I imagine that part of the reason for the shattered land approach is so that if you can see a place on a map, you can travel there, no lands are arbitrarily blocked. However, as an MMO player, I accept that there are areas that I can't travel to until an expansion unlocks them and I don't mind having my access to swathes of land restricted. I like seeing the borders of zones I can't get to. It makes me curious as to what might be there, and when expansions are announced and the lands are due to be open, I get pretty excited (yeah, yeah, I'm a geek, I already knew that).

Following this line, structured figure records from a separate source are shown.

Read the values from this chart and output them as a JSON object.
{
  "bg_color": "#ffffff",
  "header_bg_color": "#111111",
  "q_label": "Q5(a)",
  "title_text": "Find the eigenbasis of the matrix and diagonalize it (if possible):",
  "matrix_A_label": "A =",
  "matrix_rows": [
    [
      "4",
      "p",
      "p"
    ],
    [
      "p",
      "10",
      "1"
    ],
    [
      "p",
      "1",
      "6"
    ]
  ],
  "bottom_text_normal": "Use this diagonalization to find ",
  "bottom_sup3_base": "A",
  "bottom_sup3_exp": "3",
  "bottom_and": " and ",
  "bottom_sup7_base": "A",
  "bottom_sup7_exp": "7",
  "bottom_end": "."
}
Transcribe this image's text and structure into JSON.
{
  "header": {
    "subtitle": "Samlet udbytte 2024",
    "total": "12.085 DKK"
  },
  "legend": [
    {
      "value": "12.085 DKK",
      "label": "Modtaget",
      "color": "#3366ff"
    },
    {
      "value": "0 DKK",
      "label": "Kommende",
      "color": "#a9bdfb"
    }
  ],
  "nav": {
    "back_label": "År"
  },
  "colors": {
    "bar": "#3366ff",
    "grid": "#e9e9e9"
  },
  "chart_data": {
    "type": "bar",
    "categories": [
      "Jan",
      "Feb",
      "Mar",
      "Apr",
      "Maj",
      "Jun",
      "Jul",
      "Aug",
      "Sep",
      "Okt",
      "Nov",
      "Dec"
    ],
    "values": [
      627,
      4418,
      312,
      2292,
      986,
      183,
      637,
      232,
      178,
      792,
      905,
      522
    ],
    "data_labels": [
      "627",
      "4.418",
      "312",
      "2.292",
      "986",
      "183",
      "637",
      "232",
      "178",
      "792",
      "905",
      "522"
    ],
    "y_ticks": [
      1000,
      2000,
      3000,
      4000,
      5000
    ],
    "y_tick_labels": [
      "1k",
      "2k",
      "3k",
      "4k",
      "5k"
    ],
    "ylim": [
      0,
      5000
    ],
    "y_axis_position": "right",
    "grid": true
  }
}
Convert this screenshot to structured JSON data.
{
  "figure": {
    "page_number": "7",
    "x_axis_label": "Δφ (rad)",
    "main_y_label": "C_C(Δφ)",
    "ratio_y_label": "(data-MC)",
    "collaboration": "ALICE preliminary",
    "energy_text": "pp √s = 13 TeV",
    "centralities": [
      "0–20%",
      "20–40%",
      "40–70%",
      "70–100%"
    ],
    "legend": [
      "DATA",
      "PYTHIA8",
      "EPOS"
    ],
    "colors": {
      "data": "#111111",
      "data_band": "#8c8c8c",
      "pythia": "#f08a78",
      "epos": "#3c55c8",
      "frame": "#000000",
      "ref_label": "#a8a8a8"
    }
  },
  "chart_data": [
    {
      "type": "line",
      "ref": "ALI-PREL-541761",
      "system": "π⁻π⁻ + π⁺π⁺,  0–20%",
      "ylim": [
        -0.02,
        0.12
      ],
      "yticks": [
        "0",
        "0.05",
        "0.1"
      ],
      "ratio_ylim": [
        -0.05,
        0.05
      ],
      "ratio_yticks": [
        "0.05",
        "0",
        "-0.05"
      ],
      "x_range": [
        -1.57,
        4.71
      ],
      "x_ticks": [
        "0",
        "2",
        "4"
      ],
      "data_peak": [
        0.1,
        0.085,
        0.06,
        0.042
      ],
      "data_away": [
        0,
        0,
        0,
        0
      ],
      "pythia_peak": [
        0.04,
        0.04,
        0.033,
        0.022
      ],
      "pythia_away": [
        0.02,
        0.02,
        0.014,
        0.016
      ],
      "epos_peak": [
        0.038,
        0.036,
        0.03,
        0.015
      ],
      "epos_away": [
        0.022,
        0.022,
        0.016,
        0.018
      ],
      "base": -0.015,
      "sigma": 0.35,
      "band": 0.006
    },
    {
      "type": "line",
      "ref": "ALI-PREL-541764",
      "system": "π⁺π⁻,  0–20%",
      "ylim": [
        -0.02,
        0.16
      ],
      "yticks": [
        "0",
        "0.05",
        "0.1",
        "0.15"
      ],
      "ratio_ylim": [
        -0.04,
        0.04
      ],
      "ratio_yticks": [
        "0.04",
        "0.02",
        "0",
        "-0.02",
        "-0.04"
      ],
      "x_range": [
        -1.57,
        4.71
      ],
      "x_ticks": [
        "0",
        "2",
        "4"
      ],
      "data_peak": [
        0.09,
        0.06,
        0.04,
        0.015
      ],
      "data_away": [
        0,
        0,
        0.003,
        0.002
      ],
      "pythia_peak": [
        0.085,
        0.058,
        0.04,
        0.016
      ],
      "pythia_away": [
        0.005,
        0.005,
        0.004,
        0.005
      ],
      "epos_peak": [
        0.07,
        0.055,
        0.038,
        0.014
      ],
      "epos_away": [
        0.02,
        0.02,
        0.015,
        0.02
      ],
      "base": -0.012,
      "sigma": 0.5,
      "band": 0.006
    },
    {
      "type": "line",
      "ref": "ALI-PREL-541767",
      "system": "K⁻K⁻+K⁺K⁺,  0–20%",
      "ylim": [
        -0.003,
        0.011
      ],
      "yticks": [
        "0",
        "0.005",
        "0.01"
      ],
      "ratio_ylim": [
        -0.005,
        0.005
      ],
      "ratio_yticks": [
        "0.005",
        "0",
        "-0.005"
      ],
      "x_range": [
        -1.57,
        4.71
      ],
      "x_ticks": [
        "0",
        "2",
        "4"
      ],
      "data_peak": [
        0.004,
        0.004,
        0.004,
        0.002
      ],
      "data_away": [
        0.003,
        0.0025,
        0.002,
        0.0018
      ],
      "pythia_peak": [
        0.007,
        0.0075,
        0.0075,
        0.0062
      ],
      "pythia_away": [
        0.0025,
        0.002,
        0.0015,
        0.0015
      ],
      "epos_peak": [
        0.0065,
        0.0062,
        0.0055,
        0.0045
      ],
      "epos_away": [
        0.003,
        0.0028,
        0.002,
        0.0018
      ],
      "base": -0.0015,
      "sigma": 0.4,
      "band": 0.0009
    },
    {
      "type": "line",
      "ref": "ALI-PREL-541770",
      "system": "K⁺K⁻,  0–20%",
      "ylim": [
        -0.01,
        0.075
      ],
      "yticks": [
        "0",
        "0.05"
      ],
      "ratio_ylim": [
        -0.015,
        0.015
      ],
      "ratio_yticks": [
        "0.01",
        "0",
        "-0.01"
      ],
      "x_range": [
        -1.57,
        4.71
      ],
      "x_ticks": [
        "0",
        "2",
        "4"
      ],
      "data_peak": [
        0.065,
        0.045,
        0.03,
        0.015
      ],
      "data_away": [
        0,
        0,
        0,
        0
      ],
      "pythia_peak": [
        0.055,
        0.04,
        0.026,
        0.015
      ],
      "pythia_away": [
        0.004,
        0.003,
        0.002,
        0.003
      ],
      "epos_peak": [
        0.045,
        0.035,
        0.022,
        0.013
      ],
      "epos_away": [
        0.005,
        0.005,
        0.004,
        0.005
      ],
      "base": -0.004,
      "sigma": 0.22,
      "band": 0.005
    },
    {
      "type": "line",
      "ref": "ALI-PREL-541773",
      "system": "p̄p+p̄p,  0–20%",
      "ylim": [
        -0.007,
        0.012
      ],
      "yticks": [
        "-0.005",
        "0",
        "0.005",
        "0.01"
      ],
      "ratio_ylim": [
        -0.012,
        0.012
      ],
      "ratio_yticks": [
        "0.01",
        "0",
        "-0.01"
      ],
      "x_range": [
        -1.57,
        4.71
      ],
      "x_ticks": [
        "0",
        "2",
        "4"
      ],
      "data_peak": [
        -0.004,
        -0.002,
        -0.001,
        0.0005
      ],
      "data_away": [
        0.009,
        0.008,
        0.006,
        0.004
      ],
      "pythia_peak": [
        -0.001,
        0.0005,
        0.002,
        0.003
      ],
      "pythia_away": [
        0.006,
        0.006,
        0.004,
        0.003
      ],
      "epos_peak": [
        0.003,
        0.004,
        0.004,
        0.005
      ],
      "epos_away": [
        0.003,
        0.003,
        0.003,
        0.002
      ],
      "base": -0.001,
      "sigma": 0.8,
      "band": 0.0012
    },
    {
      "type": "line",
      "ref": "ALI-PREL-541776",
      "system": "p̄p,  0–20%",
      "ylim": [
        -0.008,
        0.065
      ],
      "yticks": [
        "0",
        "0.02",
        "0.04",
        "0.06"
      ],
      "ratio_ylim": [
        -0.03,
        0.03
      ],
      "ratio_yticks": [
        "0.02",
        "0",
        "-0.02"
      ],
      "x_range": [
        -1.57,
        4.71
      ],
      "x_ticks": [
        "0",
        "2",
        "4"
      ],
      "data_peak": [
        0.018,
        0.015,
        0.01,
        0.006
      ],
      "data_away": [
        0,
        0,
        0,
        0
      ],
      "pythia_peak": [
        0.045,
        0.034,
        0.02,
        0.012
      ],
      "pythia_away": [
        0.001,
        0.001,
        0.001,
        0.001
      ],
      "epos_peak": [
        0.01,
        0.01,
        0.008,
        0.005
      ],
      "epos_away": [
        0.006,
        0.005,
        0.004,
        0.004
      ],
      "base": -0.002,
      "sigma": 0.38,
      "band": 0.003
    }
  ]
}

Larger continents would also give us more room to spread out which would allow us to build our own towns. Give me the tools and the space to build a house or a shop and I'll happily play carpenter all day. This may not be a realistic desire when coupled with everyone playing on one server as we would surely run out of room fast. Player made towns would also remove a fair bit of the population from the capital cities. I may not be a consistent man, but let me dream.
Arts and Crafts
Some people love to craft items, others see it as a time sink too far, in a game that is already a time sink by its nature. I have to confess that I do love to make my own gear. Give me something hand cooked over store bought any day. Some games just ask you to click the recipe you want to make and as long as you have the ingredients, you get what you want. Others make things a little harder, making it possible to fail or generate inferior products. Maybe something could be said for a two tier system. For those without the inclination to treat tradeskills like a second job, you could just one-click your way to the top of your profession. But for those with a little more patience, a more elaborate system would be used, with the risk of failure but also the possibility of crafting a superior version too.
I could easily go on and on about my ideal EQ sequel until even the most die-hard fan had tuned me out. I'll stop there about my plans for Norrath and next time I'll focus on what I'd love for my characters.
See you in Norrath. Whichever version you are in.